Comics are fairly well-known for their sequential storytelling through a combination of artwork and words. However, they also come in various formats that can significantly affect the page count, pacing, and overall price. Potential comic creators can benefit from learning about these different approaches and their inherent strengths and weaknesses when they start working on their own projects.
1. Comic Strips
Comic strips are perhaps the most classic incarnation of the medium. They are simple stories told in either three or four panels. Black and white strips can be found in daily newspapers, while the Sunday editions feature strips in color and with more elaborate sequences. Strips usually avoid the traditional comic book format, but some of the more popular works are bundled together and released in collected editions sometime after their initial publication.
2. Single Issues
Single issue comics, sometimes known as floppies, is a format that comic book shops are well known for. They are typically thin books that can range between 30 to 100 pages, although some of these pages can be advertisements. These comics can either tell a standalone story or be parts that make up a larger serialized story arc. Japan takes a different approach where monthly manga magazines publish multiple single issues for various series.
3. Collected Editions
Due to the temporary and fragile nature of comic strips and single issues, they are sometimes republished in larger collected editions. The most common collections are trade paperbacks, which usually include between five to eight single issues and usually focus on specific story arcs told throughout these issues.

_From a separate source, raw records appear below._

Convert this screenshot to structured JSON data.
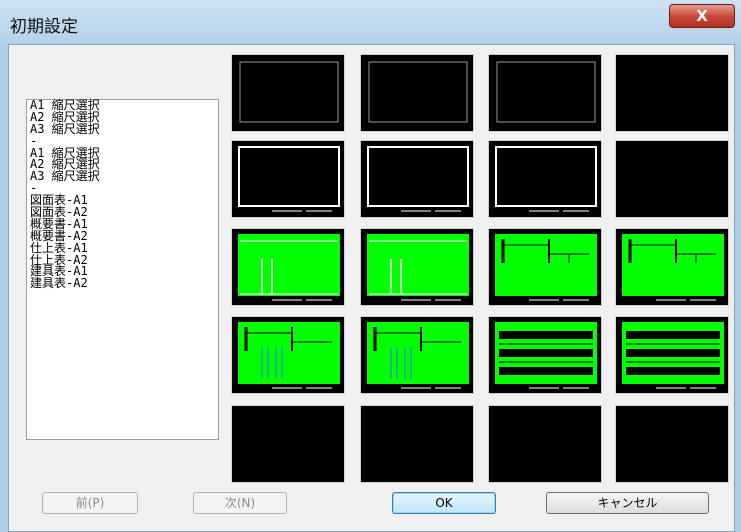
{
  "window": {
    "title": "初期設定",
    "close_label": "X"
  },
  "list": {
    "items": [
      "A1 縮尺選択",
      "A2 縮尺選択",
      "A3 縮尺選択",
      "-",
      "A1 縮尺選択",
      "A2 縮尺選択",
      "A3 縮尺選択",
      "-",
      "図面表-A1",
      "図面表-A2",
      "概要書-A1",
      "概要書-A2",
      "仕上表-A1",
      "仕上表-A2",
      "建具表-A1",
      "建具表-A2"
    ]
  },
  "thumbnails": {
    "rows": [
      [
        "frame-thin",
        "frame-thin",
        "frame-thin",
        "blank"
      ],
      [
        "frame-white",
        "frame-white",
        "frame-white",
        "blank"
      ],
      [
        "green-plan",
        "green-plan",
        "green-summary",
        "green-summary"
      ],
      [
        "green-finish",
        "green-finish",
        "green-fittings",
        "green-fittings"
      ],
      [
        "blank",
        "blank",
        "blank",
        "blank"
      ]
    ],
    "colors": {
      "bg": "#000000",
      "green": "#00ff00",
      "white": "#ffffff"
    }
  },
  "buttons": {
    "prev": "前(P)",
    "next": "次(N)",
    "ok": "OK",
    "cancel": "キャンセル"
  }
}
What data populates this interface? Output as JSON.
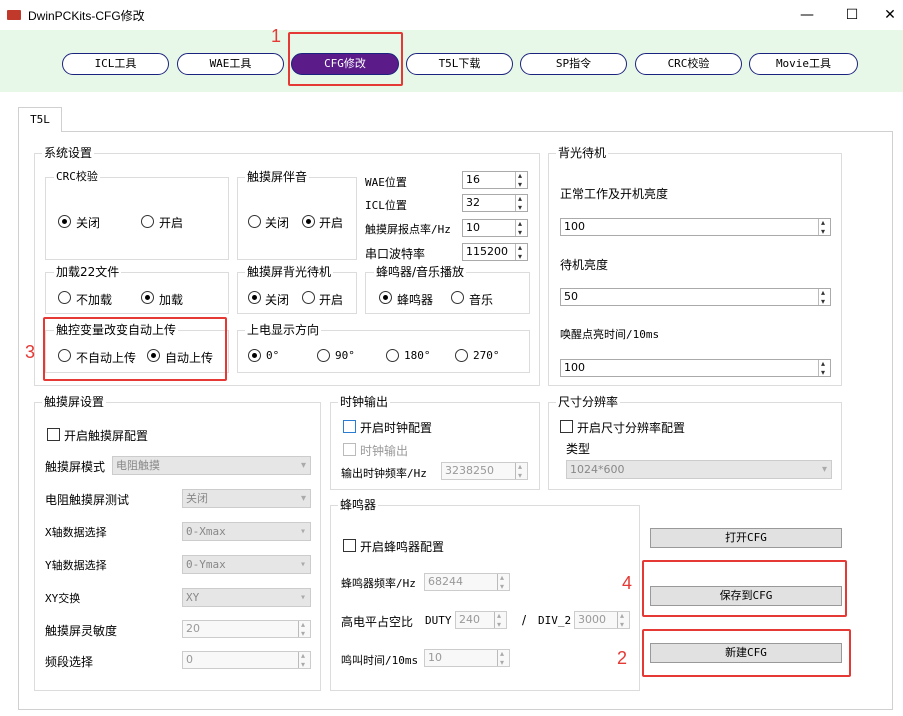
{
  "window": {
    "title": "DwinPCKits-CFG修改",
    "min": "—",
    "max": "☐",
    "close": "✕"
  },
  "nav": {
    "tabs": [
      "ICL工具",
      "WAE工具",
      "CFG修改",
      "T5L下载",
      "SP指令",
      "CRC校验",
      "Movie工具"
    ],
    "active": 2
  },
  "annotations": {
    "n1": "1",
    "n2": "2",
    "n3": "3",
    "n4": "4"
  },
  "tab": {
    "label": "T5L"
  },
  "sys": {
    "title": "系统设置",
    "crc": {
      "title": "CRC校验",
      "off": "关闭",
      "on": "开启",
      "selected": "off"
    },
    "buzz": {
      "title": "触摸屏伴音",
      "off": "关闭",
      "on": "开启",
      "selected": "on"
    },
    "wae_label": "WAE位置",
    "wae_value": "16",
    "icl_label": "ICL位置",
    "icl_value": "32",
    "rate_label": "触摸屏报点率/Hz",
    "rate_value": "10",
    "baud_label": "串口波特率",
    "baud_value": "115200",
    "load22": {
      "title": "加载22文件",
      "no": "不加载",
      "yes": "加载",
      "selected": "yes"
    },
    "backlight": {
      "title": "触摸屏背光待机",
      "off": "关闭",
      "on": "开启",
      "selected": "off"
    },
    "sound": {
      "title": "蜂鸣器/音乐播放",
      "buzzer": "蜂鸣器",
      "music": "音乐",
      "selected": "buzzer"
    },
    "autoup": {
      "title": "触控变量改变自动上传",
      "no": "不自动上传",
      "yes": "自动上传",
      "selected": "yes"
    },
    "rotate": {
      "title": "上电显示方向",
      "o0": "0°",
      "o90": "90°",
      "o180": "180°",
      "o270": "270°",
      "selected": "0"
    }
  },
  "bl": {
    "title": "背光待机",
    "normal_label": "正常工作及开机亮度",
    "normal_value": "100",
    "standby_label": "待机亮度",
    "standby_value": "50",
    "wake_label": "唤醒点亮时间/10ms",
    "wake_value": "100"
  },
  "touch": {
    "title": "触摸屏设置",
    "enable": "开启触摸屏配置",
    "mode_label": "触摸屏模式",
    "mode_value": "电阻触摸",
    "test_label": "电阻触摸屏测试",
    "test_value": "关闭",
    "x_label": "X轴数据选择",
    "x_value": "0-Xmax",
    "y_label": "Y轴数据选择",
    "y_value": "0-Ymax",
    "xy_label": "XY交换",
    "xy_value": "XY",
    "sens_label": "触摸屏灵敏度",
    "sens_value": "20",
    "band_label": "频段选择",
    "band_value": "0"
  },
  "clock": {
    "title": "时钟输出",
    "enable": "开启时钟配置",
    "out": "时钟输出",
    "freq_label": "输出时钟频率/Hz",
    "freq_value": "3238250"
  },
  "size": {
    "title": "尺寸分辨率",
    "enable": "开启尺寸分辨率配置",
    "type_label": "类型",
    "type_value": "1024*600"
  },
  "beep": {
    "title": "蜂鸣器",
    "enable": "开启蜂鸣器配置",
    "freq_label": "蜂鸣器频率/Hz",
    "freq_value": "68244",
    "duty_label": "高电平占空比",
    "duty": "DUTY",
    "duty_value": "240",
    "slash": "/",
    "div": "DIV_2",
    "div_value": "3000",
    "time_label": "鸣叫时间/10ms",
    "time_value": "10"
  },
  "actions": {
    "open": "打开CFG",
    "save": "保存到CFG",
    "new": "新建CFG"
  },
  "colors": {
    "accent": "#5b1c8a",
    "annotation": "#e53935",
    "band": "#e8f8e8"
  }
}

Hardcovers have a thicker stock for their covers and can collect up to 12 single issues. Omnibuses are the largest collections around since they tend to focus on an entire series, a protagonist or a creator.
4. Graphic Novels
Graphic novels can initially be confused for trade paperbacks or hardcovers since they use the same cover materials and commonly have the same length. The key difference between these formats is that graphic novels tell a single continuous story. Collected editions are composed of single issues, so they are always fragmented even when they focus on a larger story.
Although some graphic novels are split into parts or chapters, writers and artists have more freedom to structure the story to their own preference.
Although comics are mostly known as either newspaper strips or floppies, there are a wide variety of formats and styles that can fit each type of story. Future comic creators can research and apply these options before sending them to a comic book printing company, which can then bring those stories to life.